Как раз вовремя, потому что Гейл на грани потери сознания. Мы сооружаем постель из шкур, снимаем с него слои обмундирования и помогаем ему улечься на спину. В конце подвала есть кран, на высоте фута над землей, и сток под ним. Я открываю его, и после долгого шипения и нескольких литров ржавчины, вытекает чистая вода. Мы промываем рану на шее Гейла, и я осознаю, перевязки недостаточно. Нужно накладывать швы. В аптечке есть игла и стерильная нить, но нам не хватает доктора. Мне приходит мысль привлечь сюда Тигрис. Она стилист, она обязана знать, как орудовать иглой. Но это оставит магазин без присмотра, к тому же, она уже сделала предостаточно.
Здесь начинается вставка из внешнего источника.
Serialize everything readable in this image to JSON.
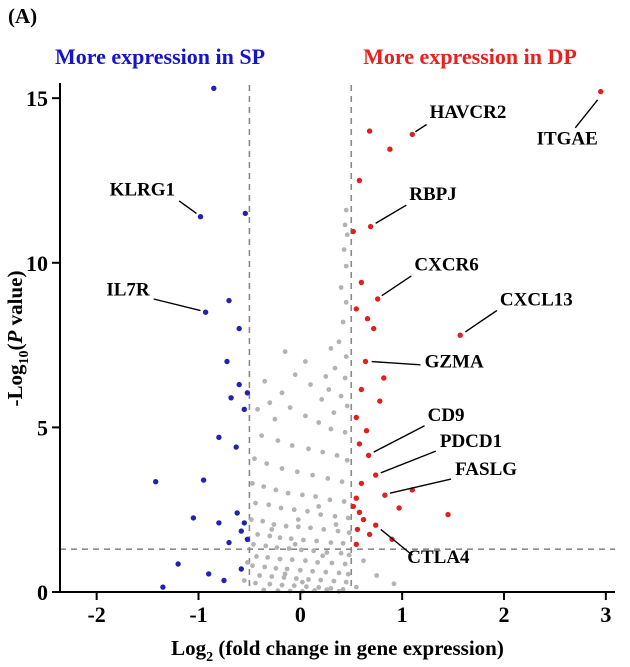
{
  "panel_label": "(A)",
  "headers": {
    "left": {
      "text": "More expression in SP",
      "color": "#1414cc"
    },
    "right": {
      "text": "More expression in DP",
      "color": "#e8211d"
    }
  },
  "chart_data": {
    "type": "scatter",
    "title": "",
    "xlabel_segments": [
      {
        "t": "Log"
      },
      {
        "t": "2",
        "sub": true
      },
      {
        "t": " (fold change in gene expression)"
      }
    ],
    "ylabel_segments": [
      {
        "t": "-Log"
      },
      {
        "t": "10",
        "sub": true
      },
      {
        "t": "("
      },
      {
        "t": "P",
        "italic": true
      },
      {
        "t": " value)"
      }
    ],
    "x_ticks": [
      -2,
      -1,
      0,
      1,
      2,
      3
    ],
    "y_ticks": [
      0,
      5,
      10,
      15
    ],
    "xlim": [
      -2.36,
      3.09
    ],
    "ylim": [
      0,
      15.4
    ],
    "grid": false,
    "thresholds": {
      "x": [
        -0.5,
        0.5
      ],
      "y": 1.3,
      "color": "#8a8a8a"
    },
    "axis_color": "#000000",
    "series": [
      {
        "name": "non-significant",
        "color": "#b3b3b3",
        "radius": 2.4,
        "points": [
          [
            0.45,
            11.6
          ],
          [
            0.44,
            11.15
          ],
          [
            0.46,
            10.85
          ],
          [
            0.43,
            10.4
          ],
          [
            0.45,
            9.9
          ],
          [
            0.4,
            9.25
          ],
          [
            0.45,
            8.8
          ],
          [
            0.42,
            8.2
          ],
          [
            0.38,
            7.6
          ],
          [
            0.45,
            7.15
          ],
          [
            0.3,
            7.4
          ],
          [
            0.34,
            6.8
          ],
          [
            0.44,
            6.5
          ],
          [
            0.28,
            6.15
          ],
          [
            0.4,
            5.95
          ],
          [
            0.46,
            5.65
          ],
          [
            0.33,
            5.45
          ],
          [
            0.21,
            5.85
          ],
          [
            0.1,
            6.3
          ],
          [
            -0.05,
            6.6
          ],
          [
            -0.18,
            6.05
          ],
          [
            -0.3,
            5.75
          ],
          [
            -0.42,
            5.55
          ],
          [
            -0.25,
            5.25
          ],
          [
            -0.1,
            5.6
          ],
          [
            0.05,
            5.35
          ],
          [
            0.18,
            5.15
          ],
          [
            0.3,
            4.95
          ],
          [
            0.44,
            4.85
          ],
          [
            -0.38,
            4.75
          ],
          [
            -0.22,
            4.6
          ],
          [
            -0.08,
            4.45
          ],
          [
            0.08,
            4.35
          ],
          [
            0.22,
            4.25
          ],
          [
            0.36,
            4.15
          ],
          [
            0.46,
            4.0
          ],
          [
            -0.45,
            4.05
          ],
          [
            -0.33,
            3.9
          ],
          [
            -0.18,
            3.75
          ],
          [
            -0.03,
            3.65
          ],
          [
            0.12,
            3.55
          ],
          [
            0.27,
            3.45
          ],
          [
            0.41,
            3.35
          ],
          [
            -0.47,
            3.3
          ],
          [
            -0.36,
            3.2
          ],
          [
            -0.24,
            3.1
          ],
          [
            -0.12,
            3.0
          ],
          [
            0.02,
            2.95
          ],
          [
            0.15,
            2.9
          ],
          [
            0.29,
            2.8
          ],
          [
            0.43,
            2.75
          ],
          [
            -0.44,
            2.7
          ],
          [
            -0.31,
            2.65
          ],
          [
            -0.19,
            2.55
          ],
          [
            -0.06,
            2.5
          ],
          [
            0.07,
            2.45
          ],
          [
            0.2,
            2.35
          ],
          [
            0.34,
            2.3
          ],
          [
            0.47,
            2.25
          ],
          [
            -0.48,
            2.2
          ],
          [
            -0.37,
            2.15
          ],
          [
            -0.26,
            2.05
          ],
          [
            -0.14,
            2.0
          ],
          [
            -0.02,
            1.98
          ],
          [
            0.1,
            1.95
          ],
          [
            0.23,
            1.9
          ],
          [
            0.37,
            1.85
          ],
          [
            0.48,
            1.8
          ],
          [
            -0.42,
            1.75
          ],
          [
            -0.3,
            1.7
          ],
          [
            -0.2,
            1.65
          ],
          [
            -0.09,
            1.62
          ],
          [
            0.03,
            1.58
          ],
          [
            0.16,
            1.55
          ],
          [
            0.3,
            1.5
          ],
          [
            0.42,
            1.48
          ],
          [
            -0.46,
            1.45
          ],
          [
            -0.34,
            1.4
          ],
          [
            -0.23,
            1.35
          ],
          [
            -0.11,
            1.32
          ],
          [
            0.01,
            1.28
          ],
          [
            0.13,
            1.25
          ],
          [
            0.26,
            1.2
          ],
          [
            0.4,
            1.18
          ],
          [
            0.48,
            1.12
          ],
          [
            -0.43,
            1.08
          ],
          [
            -0.32,
            1.05
          ],
          [
            -0.2,
            1.0
          ],
          [
            -0.08,
            0.98
          ],
          [
            0.05,
            0.95
          ],
          [
            0.17,
            0.9
          ],
          [
            0.31,
            0.88
          ],
          [
            0.44,
            0.85
          ],
          [
            -0.47,
            0.8
          ],
          [
            -0.35,
            0.76
          ],
          [
            -0.24,
            0.72
          ],
          [
            -0.13,
            0.7
          ],
          [
            0.0,
            0.66
          ],
          [
            0.12,
            0.63
          ],
          [
            0.25,
            0.6
          ],
          [
            0.38,
            0.58
          ],
          [
            0.47,
            0.54
          ],
          [
            -0.4,
            0.5
          ],
          [
            -0.28,
            0.47
          ],
          [
            -0.16,
            0.44
          ],
          [
            -0.04,
            0.41
          ],
          [
            0.08,
            0.38
          ],
          [
            0.2,
            0.36
          ],
          [
            0.33,
            0.33
          ],
          [
            0.45,
            0.3
          ],
          [
            -0.44,
            0.27
          ],
          [
            -0.3,
            0.24
          ],
          [
            -0.18,
            0.21
          ],
          [
            -0.06,
            0.19
          ],
          [
            0.06,
            0.16
          ],
          [
            0.18,
            0.14
          ],
          [
            0.3,
            0.11
          ],
          [
            0.42,
            0.08
          ],
          [
            -0.36,
            0.06
          ],
          [
            -0.22,
            0.04
          ],
          [
            -0.1,
            0.03
          ],
          [
            0.02,
            0.02
          ],
          [
            0.14,
            0.05
          ],
          [
            0.26,
            0.07
          ],
          [
            0.38,
            0.02
          ],
          [
            0.62,
            0.95
          ],
          [
            0.75,
            0.5
          ],
          [
            0.92,
            0.25
          ],
          [
            0.55,
            0.15
          ],
          [
            -0.15,
            7.3
          ],
          [
            0.05,
            7.0
          ],
          [
            -0.35,
            6.4
          ],
          [
            0.25,
            6.55
          ],
          [
            -0.02,
            2.2
          ],
          [
            0.18,
            2.6
          ],
          [
            -0.28,
            1.9
          ],
          [
            0.35,
            2.05
          ],
          [
            -0.05,
            1.45
          ],
          [
            0.22,
            1.1
          ],
          [
            -0.15,
            0.55
          ],
          [
            0.02,
            0.3
          ],
          [
            -0.52,
            0.9
          ],
          [
            -0.55,
            0.35
          ]
        ]
      },
      {
        "name": "more in SP",
        "color": "#2222b2",
        "radius": 2.7,
        "points": [
          [
            -0.85,
            15.3
          ],
          [
            -0.98,
            11.4
          ],
          [
            -0.54,
            11.5
          ],
          [
            -0.93,
            8.5
          ],
          [
            -0.7,
            8.85
          ],
          [
            -0.6,
            8.0
          ],
          [
            -0.72,
            7.0
          ],
          [
            -0.6,
            6.3
          ],
          [
            -0.68,
            5.9
          ],
          [
            -0.52,
            6.05
          ],
          [
            -0.55,
            5.55
          ],
          [
            -0.8,
            4.7
          ],
          [
            -0.63,
            4.4
          ],
          [
            -1.42,
            3.35
          ],
          [
            -0.95,
            3.4
          ],
          [
            -1.05,
            2.25
          ],
          [
            -0.8,
            2.1
          ],
          [
            -0.62,
            2.4
          ],
          [
            -0.55,
            2.1
          ],
          [
            -0.58,
            1.85
          ],
          [
            -0.52,
            1.6
          ],
          [
            -0.7,
            1.5
          ],
          [
            -1.2,
            0.85
          ],
          [
            -0.9,
            0.55
          ],
          [
            -1.35,
            0.15
          ],
          [
            -0.75,
            0.35
          ],
          [
            -0.58,
            0.7
          ]
        ]
      },
      {
        "name": "more in DP",
        "color": "#e0201c",
        "radius": 2.7,
        "points": [
          [
            2.95,
            15.2
          ],
          [
            1.1,
            13.9
          ],
          [
            0.68,
            14.0
          ],
          [
            0.88,
            13.45
          ],
          [
            0.58,
            12.5
          ],
          [
            0.69,
            11.1
          ],
          [
            0.52,
            10.95
          ],
          [
            0.6,
            9.4
          ],
          [
            0.76,
            8.9
          ],
          [
            0.55,
            8.6
          ],
          [
            0.66,
            8.3
          ],
          [
            0.72,
            8.0
          ],
          [
            1.57,
            7.8
          ],
          [
            0.64,
            7.0
          ],
          [
            0.82,
            6.5
          ],
          [
            0.6,
            6.15
          ],
          [
            0.78,
            5.8
          ],
          [
            0.55,
            5.3
          ],
          [
            0.65,
            4.9
          ],
          [
            0.58,
            4.5
          ],
          [
            0.67,
            4.15
          ],
          [
            0.74,
            3.55
          ],
          [
            1.1,
            3.1
          ],
          [
            0.83,
            2.94
          ],
          [
            0.6,
            3.3
          ],
          [
            0.55,
            2.85
          ],
          [
            0.52,
            2.6
          ],
          [
            1.45,
            2.35
          ],
          [
            0.74,
            2.03
          ],
          [
            0.62,
            2.2
          ],
          [
            0.56,
            1.9
          ],
          [
            0.68,
            1.75
          ],
          [
            0.9,
            1.6
          ],
          [
            0.55,
            1.45
          ],
          [
            0.97,
            2.55
          ],
          [
            0.58,
            2.42
          ]
        ]
      }
    ],
    "annotations": [
      {
        "text": "HAVCR2",
        "point": [
          1.1,
          13.9
        ],
        "label": [
          1.27,
          14.4
        ],
        "anchor": "start",
        "leader": [
          [
            1.24,
            14.2
          ],
          [
            1.13,
            13.98
          ]
        ]
      },
      {
        "text": "ITGAE",
        "point": [
          2.95,
          15.2
        ],
        "label": [
          2.32,
          13.6
        ],
        "anchor": "start",
        "leader": [
          [
            2.7,
            14.1
          ],
          [
            2.92,
            14.95
          ]
        ]
      },
      {
        "text": "RBPJ",
        "point": [
          0.69,
          11.1
        ],
        "label": [
          1.07,
          11.9
        ],
        "anchor": "start",
        "leader": [
          [
            1.04,
            11.75
          ],
          [
            0.74,
            11.2
          ]
        ]
      },
      {
        "text": "CXCR6",
        "point": [
          0.76,
          8.9
        ],
        "label": [
          1.12,
          9.76
        ],
        "anchor": "start",
        "leader": [
          [
            1.09,
            9.6
          ],
          [
            0.8,
            9.0
          ]
        ]
      },
      {
        "text": "CXCL13",
        "point": [
          1.57,
          7.8
        ],
        "label": [
          1.96,
          8.7
        ],
        "anchor": "start",
        "leader": [
          [
            1.93,
            8.55
          ],
          [
            1.62,
            7.9
          ]
        ]
      },
      {
        "text": "GZMA",
        "point": [
          0.64,
          7.0
        ],
        "label": [
          1.22,
          6.82
        ],
        "anchor": "start",
        "leader": [
          [
            1.18,
            6.9
          ],
          [
            0.7,
            7.0
          ]
        ]
      },
      {
        "text": "CD9",
        "point": [
          0.67,
          4.15
        ],
        "label": [
          1.25,
          5.2
        ],
        "anchor": "start",
        "leader": [
          [
            1.22,
            5.05
          ],
          [
            0.72,
            4.25
          ]
        ]
      },
      {
        "text": "PDCD1",
        "point": [
          0.74,
          3.55
        ],
        "label": [
          1.37,
          4.4
        ],
        "anchor": "start",
        "leader": [
          [
            1.33,
            4.28
          ],
          [
            0.79,
            3.62
          ]
        ]
      },
      {
        "text": "FASLG",
        "point": [
          0.83,
          2.94
        ],
        "label": [
          1.52,
          3.55
        ],
        "anchor": "start",
        "leader": [
          [
            1.48,
            3.43
          ],
          [
            0.88,
            3.0
          ]
        ]
      },
      {
        "text": "CTLA4",
        "point": [
          0.74,
          2.03
        ],
        "label": [
          1.05,
          0.88
        ],
        "anchor": "start",
        "leader": [
          [
            1.1,
            1.12
          ],
          [
            0.79,
            1.9
          ]
        ]
      },
      {
        "text": "KLRG1",
        "point": [
          -0.98,
          11.4
        ],
        "label": [
          -1.23,
          12.05
        ],
        "anchor": "end",
        "leader": [
          [
            -1.19,
            11.88
          ],
          [
            -1.02,
            11.5
          ]
        ]
      },
      {
        "text": "IL7R",
        "point": [
          -0.93,
          8.5
        ],
        "label": [
          -1.48,
          9.0
        ],
        "anchor": "end",
        "leader": [
          [
            -1.44,
            8.9
          ],
          [
            -0.98,
            8.55
          ]
        ]
      }
    ]
  }
}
Приходится признать, что я, возможно, больше всех гожусь для этой работы, поэтому, стиснув зубы, начинаю накладывать ряд неровных стежков. Не красиво, зато практично. Я обрабатываю их мазью и перебинтовываю.

Даю ему немного болеутоляющего.

— Теперь ты можешь отдохнуть. Здесь безопасно, — говорю я ему. Он мгновенно засыпает.

В то время как Крессида и Полидевк сооружают для нас меховые гнезда, я занимаюсь запястьями Пита. Аккуратно промываю их от крови, наношу антисептики и перевязываю под наручниками.

— Ты должен держать их в чистоте, в противном случае инфекция может распространиться и…

— Я знаю, что такое заражение крови, Китнисс, — говорит Пит. — Даже если моя мать не лекарь.

Я мысленно возвращаюсь в прошлое, к другой ране, к другим бинтам.

— Ты сказал мне то же самое на первых Голодных Играх. Правда или ложь?

— Правда, — говорит он. — А ты рисковала своей жизнью, чтобы получить лекарство, которое спасло меня?

— Правда, — я пожимаю плечами. — Только благодаря тебе я все еще была жива и могла сделать это.

— Мне? — мои слова приводят его в замешательство. Должно быть, он во власти каких-то сияющих воспоминаний, потому что его тело напрягается и, в недавно перевязанные запястья впиваются металлические браслеты. И вся энергия вытекает из его тела. — Я так устал, Китнисс.